En cas de suspicion sérieuse, le consommateur peut effectuer un signalement sur la plateforme publique SignalConso. Il peut aussi se rapprocher de la Direction départementale de la protection des populations, la DDPP, qui relaie localement les missions de contrôle de la DGCCRF. Un signalement utile doit être précis : lieu, date, nom du commerce ou du marché, produit concerné, origine affichée, éléments visibles sur les cagettes ou emballages, photo éventuelle de l’étiquetage.
Il ne s’agit pas de transformer chaque client en enquêteur, mais de faire remonter les pratiques manifestement trompeuses. Les contrôles publics s’appuient aussi sur les signaux venus du terrain, notamment lorsque plusieurs consommateurs constatent les mêmes incohérences.

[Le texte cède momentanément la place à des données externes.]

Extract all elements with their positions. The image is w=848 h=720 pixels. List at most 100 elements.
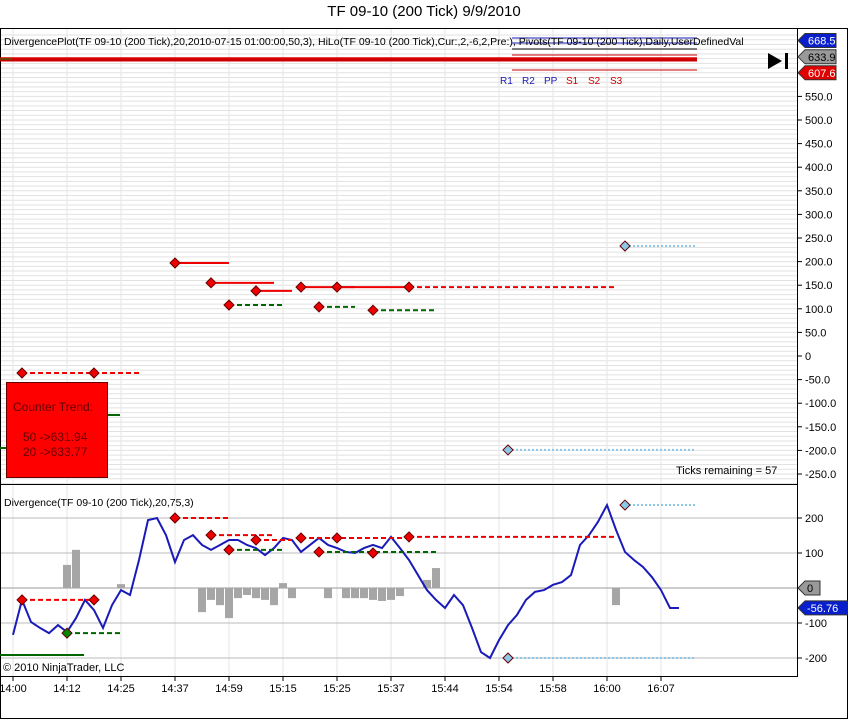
y-tick-label: 150.0 — [805, 280, 833, 292]
y-tick-label: -100.0 — [805, 398, 836, 410]
divergence-marker — [367, 304, 379, 316]
pivot-label: S3 — [610, 76, 623, 87]
y-tick-label: 450.0 — [805, 139, 833, 151]
upper-panel-label: DivergencePlot(TF 09-10 (200 Tick),20,20… — [4, 36, 744, 48]
histogram-bar — [117, 584, 125, 588]
histogram-bar — [207, 588, 215, 600]
divergence-marker — [502, 444, 514, 456]
divergence-marker — [169, 512, 181, 524]
price-tag-label: 668.5 — [808, 35, 836, 47]
value-tag — [797, 580, 821, 596]
price-tag-label: 633.9 — [808, 52, 836, 64]
divergence-marker — [169, 257, 181, 269]
histogram-bar — [342, 588, 350, 599]
pivot-label: R2 — [522, 76, 535, 87]
divergence-marker — [331, 281, 343, 293]
histogram-bar — [261, 588, 269, 600]
histogram-bar — [243, 588, 251, 595]
divergence-series-line — [12, 502, 679, 660]
divergence-marker — [205, 529, 217, 541]
divergence-marker — [313, 301, 325, 313]
divergence-marker — [619, 240, 631, 252]
y-tick-label: 200.0 — [805, 257, 833, 269]
value-tag-label: 0 — [807, 583, 813, 595]
x-tick-label: 14:00 — [0, 683, 27, 695]
histogram-bar — [63, 564, 71, 588]
value-tag-label: -56.76 — [807, 603, 838, 615]
ticks-remaining: Ticks remaining = 57 — [676, 465, 777, 477]
divergence-marker — [223, 544, 235, 556]
histogram-bar — [360, 588, 368, 599]
divergence-marker — [223, 299, 235, 311]
pivot-label: R1 — [500, 76, 513, 87]
divergence-marker — [367, 547, 379, 559]
y-tick-label: -100 — [805, 618, 827, 630]
x-tick-label: 14:12 — [53, 683, 81, 695]
histogram-bar — [216, 588, 224, 606]
price-tag — [797, 49, 837, 65]
counter-trend-title: Counter Trend: — [13, 400, 94, 414]
y-tick-label: 200 — [805, 513, 823, 525]
divergence-marker — [403, 531, 415, 543]
y-tick-label: 400.0 — [805, 162, 833, 174]
divergence-marker — [295, 532, 307, 544]
divergence-marker — [61, 627, 73, 639]
x-tick-label: 15:25 — [323, 683, 351, 695]
divergence-marker — [88, 367, 100, 379]
lower-panel-frame — [0, 484, 798, 677]
price-tag — [797, 65, 837, 81]
histogram-bar — [423, 579, 431, 588]
histogram-bar — [252, 588, 260, 599]
x-tick-label: 15:15 — [269, 683, 297, 695]
x-tick-label: 15:44 — [431, 683, 459, 695]
pivot-label: PP — [544, 76, 558, 87]
y-tick-label: 100.0 — [805, 304, 833, 316]
x-tick-label: 14:25 — [107, 683, 135, 695]
histogram-bar — [387, 588, 395, 600]
play-to-end-icon[interactable] — [768, 53, 788, 69]
divergence-marker — [502, 652, 514, 664]
y-tick-label: -50.0 — [805, 375, 830, 387]
y-tick-label: 250.0 — [805, 233, 833, 245]
x-tick-label: 14:59 — [215, 683, 243, 695]
divergence-marker — [619, 499, 631, 511]
price-tag-label: 607.6 — [808, 68, 836, 80]
y-tick-label: 100 — [805, 548, 823, 560]
divergence-marker — [331, 532, 343, 544]
histogram-bar — [369, 588, 377, 600]
x-tick-label: 15:37 — [377, 683, 405, 695]
lower-panel-label: Divergence(TF 09-10 (200 Tick),20,75,3) — [4, 497, 194, 509]
histogram-bar — [324, 588, 332, 599]
histogram-bar — [612, 588, 620, 606]
chart-title: TF 09-10 (200 Tick) 9/9/2010 — [327, 3, 521, 20]
pivot-label: S1 — [566, 76, 579, 87]
histogram-bar — [72, 549, 80, 588]
x-tick-label: 15:54 — [485, 683, 513, 695]
copyright: © 2010 NinjaTrader, LLC — [3, 662, 124, 674]
y-tick-label: 550.0 — [805, 91, 833, 103]
histogram-bar — [396, 588, 404, 597]
y-tick-label: 300.0 — [805, 209, 833, 221]
y-tick-label: -250.0 — [805, 469, 836, 481]
histogram-bar — [270, 588, 278, 606]
divergence-marker — [16, 367, 28, 379]
y-tick-label: -200 — [805, 653, 827, 665]
y-tick-label: 0 — [805, 351, 811, 363]
counter-trend-50: 50 ->631.94 — [23, 430, 88, 444]
histogram-bar — [225, 588, 233, 619]
pivot-label: S2 — [588, 76, 601, 87]
divergence-marker — [88, 594, 100, 606]
counter-trend-20: 20 ->633.77 — [23, 445, 88, 459]
price-tag — [797, 32, 837, 48]
value-tag — [797, 600, 848, 616]
x-tick-label: 14:37 — [161, 683, 189, 695]
y-tick-label: 500.0 — [805, 115, 833, 127]
histogram-bar — [288, 588, 296, 599]
divergence-marker — [16, 594, 28, 606]
divergence-marker — [250, 285, 262, 297]
histogram-bar — [198, 588, 206, 613]
histogram-bar — [432, 568, 440, 588]
histogram-bar — [351, 588, 359, 599]
histogram-bar — [234, 588, 242, 599]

Une crise de confiance qui menace les vrais circuits courts
La fraude à l’origine est plus qu’un abus commercial. Elle abîme la relation de confiance entre les consommateurs et les marchés. Elle fragilise les véritables producteurs locaux, qui assument des coûts de production plus élevés, des contraintes climatiques, des normes sociales et environnementales, et une saisonnalité parfois difficile à expliquer à des clients habitués à trouver tout, tout le temps.
Elle brouille aussi la notion même de circuit court. Acheter sur un marché ne signifie pas automatiquement acheter local. Acheter local ne signifie pas toujours acheter directement au producteur. Et acheter français ne signifie pas nécessairement acheter proche. La transparence devient donc essentielle, non pour décourager les consommateurs, mais pour restaurer une confiance plus adulte, fondée sur des preuves plutôt que sur des impressions.
Le marché reste un lieu précieux. Il permet la rencontre, la discussion, la saisonnalité, le lien avec les producteurs et la qualité des produits. Mais cette valeur doit être protégée. À l’heure où l’origine alimentaire est devenue un argument de vente majeur, les contrôles publics, la vigilance des consommateurs et la clarté des commerçants sont indispensables pour éviter que le « local » ne devienne un simple décor marketing.